Look at of Denali Country wide Park
View of Denali National Park
Ak Nature Guides
Experience Green Alaska
3. Fly to the mountains; climb if you can.
The Alaska Range specifies the topography from the state, a crescent spine that figure from the southeastern boundary with Canada, up to just south of Fairbanks, and back down to the sea in the mouth of Cook Inlet. The section most people know and visit, though, may be the area surrounding Denali, North America’s tallest peak at 6, 193. 5 meters, and its two neighbors, Foraker (5, 303. 5 meters) and Hunter (4, 256. 5 meters).

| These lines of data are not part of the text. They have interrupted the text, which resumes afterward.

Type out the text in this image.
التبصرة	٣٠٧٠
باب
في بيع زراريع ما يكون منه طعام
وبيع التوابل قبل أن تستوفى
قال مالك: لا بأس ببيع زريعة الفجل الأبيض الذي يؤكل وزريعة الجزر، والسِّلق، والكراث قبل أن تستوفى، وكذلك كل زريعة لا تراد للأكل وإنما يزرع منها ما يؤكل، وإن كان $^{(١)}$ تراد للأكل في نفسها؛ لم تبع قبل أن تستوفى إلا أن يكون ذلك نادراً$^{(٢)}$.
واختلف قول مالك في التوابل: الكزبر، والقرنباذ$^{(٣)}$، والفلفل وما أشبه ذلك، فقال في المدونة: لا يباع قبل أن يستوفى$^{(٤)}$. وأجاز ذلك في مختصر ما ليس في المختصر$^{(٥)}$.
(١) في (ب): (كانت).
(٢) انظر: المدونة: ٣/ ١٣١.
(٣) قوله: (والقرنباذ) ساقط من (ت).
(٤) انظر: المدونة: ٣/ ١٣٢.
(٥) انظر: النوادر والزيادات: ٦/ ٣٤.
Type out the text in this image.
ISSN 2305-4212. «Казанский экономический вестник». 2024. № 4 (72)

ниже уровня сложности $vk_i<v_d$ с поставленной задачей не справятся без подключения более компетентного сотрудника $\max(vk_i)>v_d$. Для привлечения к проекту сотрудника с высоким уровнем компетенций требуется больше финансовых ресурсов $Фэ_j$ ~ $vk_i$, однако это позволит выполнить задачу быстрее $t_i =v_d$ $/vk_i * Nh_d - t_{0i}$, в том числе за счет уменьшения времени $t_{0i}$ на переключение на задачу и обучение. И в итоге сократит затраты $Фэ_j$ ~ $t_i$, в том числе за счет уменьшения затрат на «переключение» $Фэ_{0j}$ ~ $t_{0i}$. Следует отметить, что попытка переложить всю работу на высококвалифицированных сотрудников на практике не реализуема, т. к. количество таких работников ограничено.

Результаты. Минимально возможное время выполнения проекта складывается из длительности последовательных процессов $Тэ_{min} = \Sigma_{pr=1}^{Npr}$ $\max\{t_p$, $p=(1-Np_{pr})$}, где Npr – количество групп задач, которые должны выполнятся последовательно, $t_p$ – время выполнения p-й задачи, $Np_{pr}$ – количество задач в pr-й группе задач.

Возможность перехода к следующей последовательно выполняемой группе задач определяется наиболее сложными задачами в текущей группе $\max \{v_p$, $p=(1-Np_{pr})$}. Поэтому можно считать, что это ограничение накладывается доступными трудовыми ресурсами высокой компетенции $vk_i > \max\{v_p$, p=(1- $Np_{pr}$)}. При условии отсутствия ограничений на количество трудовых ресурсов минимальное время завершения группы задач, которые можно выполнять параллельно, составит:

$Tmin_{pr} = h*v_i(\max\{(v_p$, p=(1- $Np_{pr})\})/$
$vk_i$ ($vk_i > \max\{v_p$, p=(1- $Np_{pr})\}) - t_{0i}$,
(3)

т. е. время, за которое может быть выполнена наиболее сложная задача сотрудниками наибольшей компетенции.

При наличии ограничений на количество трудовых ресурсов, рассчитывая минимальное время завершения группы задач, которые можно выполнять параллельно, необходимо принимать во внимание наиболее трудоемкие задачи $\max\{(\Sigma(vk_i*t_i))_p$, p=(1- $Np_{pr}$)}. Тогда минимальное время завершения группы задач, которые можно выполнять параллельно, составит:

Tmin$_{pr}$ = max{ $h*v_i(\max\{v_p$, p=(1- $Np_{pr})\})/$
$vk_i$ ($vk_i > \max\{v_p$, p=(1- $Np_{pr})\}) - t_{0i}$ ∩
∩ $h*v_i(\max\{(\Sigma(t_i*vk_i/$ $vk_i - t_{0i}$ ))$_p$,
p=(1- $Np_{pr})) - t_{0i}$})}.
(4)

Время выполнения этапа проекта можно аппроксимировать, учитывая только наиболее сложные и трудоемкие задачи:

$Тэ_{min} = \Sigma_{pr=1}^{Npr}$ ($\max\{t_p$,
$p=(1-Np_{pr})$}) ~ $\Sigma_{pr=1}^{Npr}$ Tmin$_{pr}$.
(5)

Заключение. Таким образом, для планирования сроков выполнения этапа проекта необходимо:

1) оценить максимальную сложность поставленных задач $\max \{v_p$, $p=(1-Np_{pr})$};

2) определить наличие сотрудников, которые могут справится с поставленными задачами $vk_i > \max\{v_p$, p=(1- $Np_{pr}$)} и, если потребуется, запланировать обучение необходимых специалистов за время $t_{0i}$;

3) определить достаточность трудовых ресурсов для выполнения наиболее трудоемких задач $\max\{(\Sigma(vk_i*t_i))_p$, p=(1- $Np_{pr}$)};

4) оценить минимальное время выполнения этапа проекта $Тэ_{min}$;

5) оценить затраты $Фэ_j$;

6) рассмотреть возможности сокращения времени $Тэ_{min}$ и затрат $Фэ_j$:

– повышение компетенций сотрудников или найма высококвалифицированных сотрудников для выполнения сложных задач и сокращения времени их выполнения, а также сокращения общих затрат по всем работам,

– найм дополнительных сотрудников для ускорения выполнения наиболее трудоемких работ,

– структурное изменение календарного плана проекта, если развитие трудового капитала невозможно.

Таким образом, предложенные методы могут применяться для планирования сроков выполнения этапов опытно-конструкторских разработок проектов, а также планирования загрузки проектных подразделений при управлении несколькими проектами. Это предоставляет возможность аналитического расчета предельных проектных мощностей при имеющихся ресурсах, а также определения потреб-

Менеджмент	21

Getting the view is usually nice; one of the best places to do so is through the back deck part of the Talkeetna Alaskan Villa. But you get a completely different perspective once you’re actually in the mountains, standing on a glacier, looking up and around at a jagged world of white. To do that, you will need a plane.
A handful of businesses run “flightseeing” excursions out of Talkeetna, K2 Aviation being the biggest. It’s also possible to travel in from the Denali area. Whoever you fly with, sign up for a glacier landing for the full impact.
This is also how climbers access the mountains. For information on climbing, check the National Park’s mountaineering resource page.
A float plane in Ak
Talkeetna Alaskan Lodge
Denali National Recreation area Mountaineering Resource Page
4. Stay in a boat/plane-accessed hotel.
Fox Island can be a stop on two Kenai Fjords time cruises, but you can stay overnight at the Kenai Fjords Wilderness Resort. The property comprises 8 cabins (each with capacity for a family of four) lined up between your rocky beach and the back tidal lagoon. Package overnight stays that feature a day time cruise on flying day start can be found. Kayaking and fishing trips are available at additional cost for overnighters; they’re part of the offer if you stay more than one night.
On the opposing side of the Kenai Peninsula, Tutka Gulf Lodge has an much more remote feel to it, accessed by water taxi in the Homer Spit or sea plane. Tutka is one of the fjords cut into the southern side of the larger Kachemak Bay, and the whole area features arctic peaks and Sitka spruce-covered ridges that run right into the ocean. The villa is set back on the beach opposite a small headland – you can not see it until you’re almost on top of it. But once you’re there it’s quite expansive, with a substantial central deck (with hot tub and sauna), and pathways that connect the main villa building and 6 luxury cabins of varying size. The Eagle’s Nest Chalet (sleeps five) most likely has the best watch.
Rates start $1, 300 per night time and include three chef-prepared meals a day, a one-hour massage, wines tastings, yoga, and pretty much any well guided activity you can think of – kayaking, hiking to glaciers, mountain bicycling, local fishing and boat trips, nature walks, and food preparation classes.